Département d’outre-mer depuis 1946, l’île de la Martinique, située dans l’arc antillais, s’étend su 1 100 km2.
Sa population est de 381 427 habitants.

Le Produit Intérieur Brut (PIB) est de 61 000 francs contre 123 000 francs en Métropole.

L’activité économique se concentre autour d’une zone Schoelcher - Fort de France – Lamentin, réunissant également les principales infrastructures.

L’économie est caractérisée par une agriculture qui, en dépit d’un recul progressif, assure 40 % des recettes d’exportation et un secteur tertiaire important. Le secteur secondaire, constitué du bâtiment et de l’industrie, emploie 18 % des actifs.

L’A.M.P.I. regroupe 117 entreprises de 15 salariés et plus. En 1998, ces unités ont réalisé un chiffre d’affaires de 4,8 milliards de francs.

Troisième secteur économique, l’industrie emploie 8 % des actifs et contribue à hauteur de 14 % à la valeur ajoutée brute marchande.

UNE DIVERSIFICATION RÉCENTE
Longtemps spécialisé dans l’agro-industrie, ce secteur s’est diversifié progressivement face à la nécessité de fabriquer sur place des produits jusqu’alors importés : cette phase d’import-substitution marque l’avènement d’une industrialisation qui va se développer, dans certains cas, par la mise en place de franchises et grâce à un environnement favorable : zones industrielles, infrastructures,….


Aujourd’hui, cette industrie est composée de 8 secteurs, dont 2 réalisent 66 % du chiffre d’affaires global : l’énergie et l’agro-alimentaire.
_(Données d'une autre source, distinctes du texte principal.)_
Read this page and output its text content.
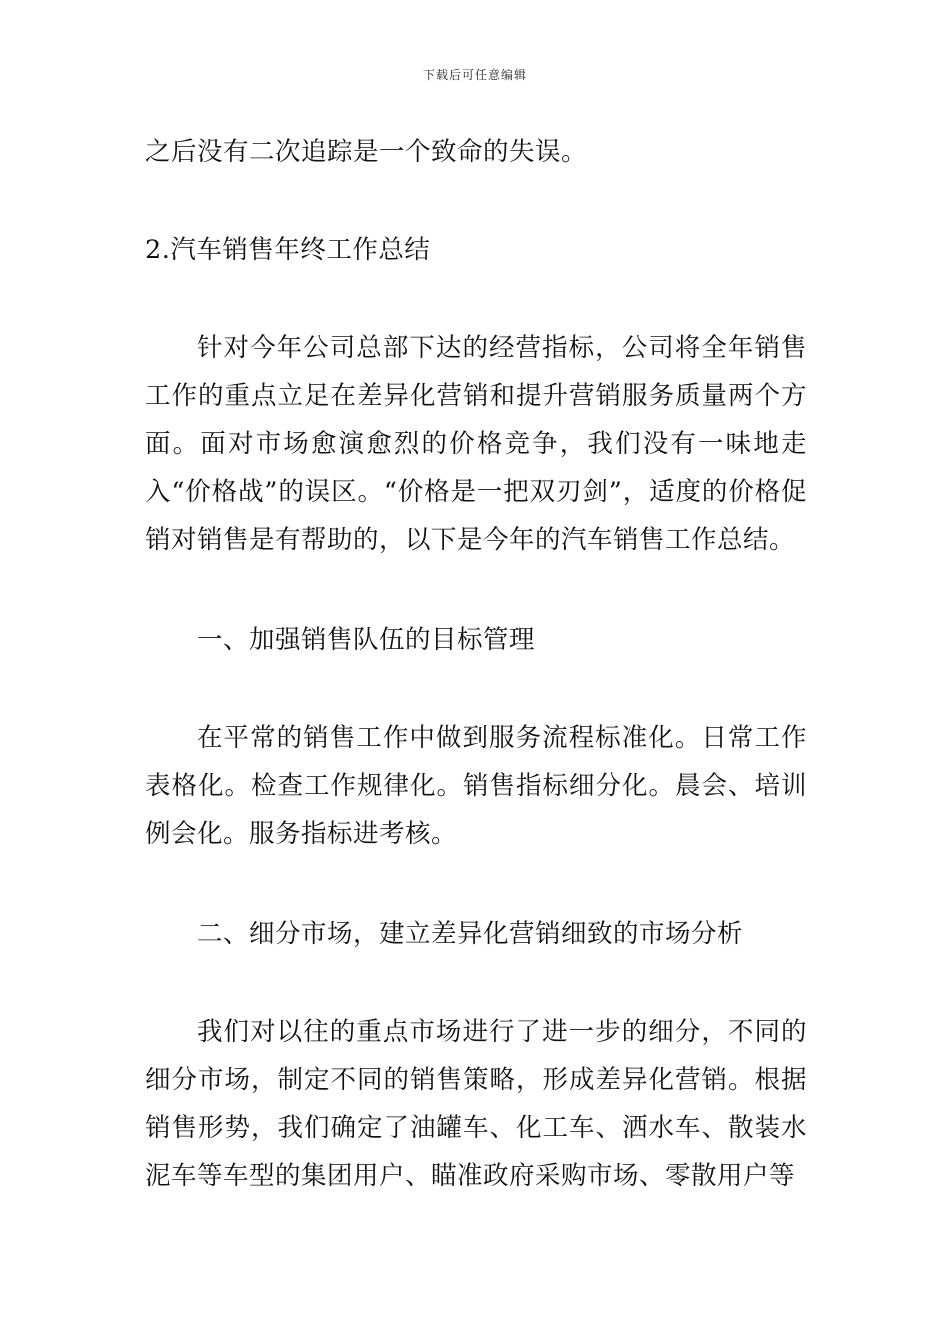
下载后可任意编辑

之后没有二次追踪是一个致命的失误。

2.汽车销售年终工作总结

针对今年公司总部下达的经营指标，公司将全年销售工作的重点立足在差异化营销和提升营销服务质量两个方面。面对市场愈演愈烈的价格竞争，我们没有一味地走入“价格战”的误区。“价格是一把双刃剑”，适度的价格促销对销售是有帮助的，以下是今年的汽车销售工作总结。

一、加强销售队伍的目标管理

在平常的销售工作中做到服务流程标准化。日常工作表格化。检查工作规律化。销售指标细分化。晨会、培训例会化。服务指标进考核。

二、细分市场，建立差异化营销细致的市场分析

我们对以往的重点市场进行了进一步的细分，不同的细分市场，制定不同的销售策略，形成差异化营销。根据销售形势，我们确定了油罐车、化工车、洒水车、散装水泥车等车型的集团用户、瞄准政府采购市场、零散用户等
Ce dernier secteur, traditionnellement caractéristique de l’activité industrielle, représente 38 % des entreprises avec 45 % de l’effectif salarié. Les secteurs des matériaux de construction, de la chimie occupent une troisième place avec un chiffre d’affaires qui s’élève à 1 milliard de francs. Par ailleurs, les secteurs de l’imprimerie, bois et ameublement et celui du travail des métaux représentent 11% du chiffre d’affaires total de l’industrie locale.


Aujourd’hui, les industries sont dotées d’équipements productifs modernes et compétitifs assurant ainsi des qualités de production comparables aux industries européennes.


Néanmoins, l’étroitesse du marché local et l’insularité sont autant de facteurs pénalisants pour ces entreprises qui doivent s’orienter vers de nouveaux marchés. Le bassin caribéen a permis à certaines activités de développer des exportations ou parfois d’implanter hors de notre île des établissements. Fortes de leur savoir-faire, de leurs " productions " tropicales prisées, elles s’attaquent dorénavant aux marchés européens.

SES SECTEURS



Agroalimentaire : " de nouveaux défis "

Avec 43 unités, le secteur " agroalimentaire " constitue le tissu le plus dense de l’industrie. Structuré autour de 6 filières (sucrerie & distilleries – fruits & légumes – boissons – industrie du lait – aliments pour animaux – autres industries), il regroupe des entreprises performantes qui, ayant modernisé leur outil de production, sont désormais à même de mieux répondre aux attentes tant du marché local que des nouveaux marchés à l’export.


 

Energie : " un poids économique important "
Son chiffre d’affaires représente 36 % de celui de l’industrie et ses investissements, 83 %. Le secteur " énergie " est principalement composé d’une raffinerie de pétrole et de deux centrales thermiques.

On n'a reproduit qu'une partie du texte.